Half of the top ten best-selling British made car models were Land Rovers (the Range Rover Sport, Range Rover Evoque and Land Rover Discovery Sport) or Jaguars (the F-Pace and XE). In total, Jaguar Land Rover manufactured 544,401 cars in 2016, an increase of 11.1% year-on-year.

The Nissan Qashqai, built in Sunderland, was the best-selling British made car in worldwide, however.

While growth wasn’t quite as strong for cars built for domestic use, it still increased by 2.4% year-on-year, to 359,796. One in seven new cars registered by UK buyers is now made in Britain, up from one in eight three years ago.

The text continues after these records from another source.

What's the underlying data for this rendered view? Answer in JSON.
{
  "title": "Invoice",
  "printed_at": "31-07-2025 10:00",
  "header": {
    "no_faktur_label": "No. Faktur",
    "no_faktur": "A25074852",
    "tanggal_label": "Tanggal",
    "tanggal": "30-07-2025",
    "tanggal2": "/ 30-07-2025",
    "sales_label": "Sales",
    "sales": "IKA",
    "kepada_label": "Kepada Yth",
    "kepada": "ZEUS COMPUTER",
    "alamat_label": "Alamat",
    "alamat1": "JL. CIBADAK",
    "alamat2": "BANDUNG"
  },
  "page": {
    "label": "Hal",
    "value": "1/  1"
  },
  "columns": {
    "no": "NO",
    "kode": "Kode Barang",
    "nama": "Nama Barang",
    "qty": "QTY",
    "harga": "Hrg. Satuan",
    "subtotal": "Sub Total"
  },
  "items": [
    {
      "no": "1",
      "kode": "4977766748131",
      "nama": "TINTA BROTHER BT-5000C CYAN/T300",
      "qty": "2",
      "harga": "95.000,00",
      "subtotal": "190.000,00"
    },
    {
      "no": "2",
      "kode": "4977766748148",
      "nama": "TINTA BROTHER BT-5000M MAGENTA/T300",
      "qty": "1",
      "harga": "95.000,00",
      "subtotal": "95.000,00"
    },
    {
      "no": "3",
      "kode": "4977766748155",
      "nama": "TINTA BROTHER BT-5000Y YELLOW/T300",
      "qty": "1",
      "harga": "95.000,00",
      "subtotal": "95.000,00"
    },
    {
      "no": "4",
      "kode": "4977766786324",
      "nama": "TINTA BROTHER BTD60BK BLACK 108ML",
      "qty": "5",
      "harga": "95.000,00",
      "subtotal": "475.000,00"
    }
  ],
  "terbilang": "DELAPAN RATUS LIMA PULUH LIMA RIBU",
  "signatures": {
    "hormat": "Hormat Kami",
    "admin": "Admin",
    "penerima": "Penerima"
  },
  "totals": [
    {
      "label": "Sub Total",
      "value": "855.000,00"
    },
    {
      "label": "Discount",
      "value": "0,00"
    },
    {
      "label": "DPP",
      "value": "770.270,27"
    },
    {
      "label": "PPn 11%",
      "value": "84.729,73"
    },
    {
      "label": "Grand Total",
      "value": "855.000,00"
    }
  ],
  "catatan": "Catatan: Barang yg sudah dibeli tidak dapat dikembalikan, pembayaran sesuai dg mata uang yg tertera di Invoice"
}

Mike Hawes, SMMT chief executive, said, “The tremendous growth in UK production is testament to the global competitiveness of the UK automotive sector. High class engineering, advanced technology and a workforce committed to quality have helped turn around the industry, making the UK among the most productive places in Europe to make cars.

“Significant investment in new plants and products over the past few years has driven this growth, not a post-Brexit bounce. We want trade deals but they must be the right deals, not rushed deals. Failure to do so could damage the UK automotive manufacturing beyond repair.”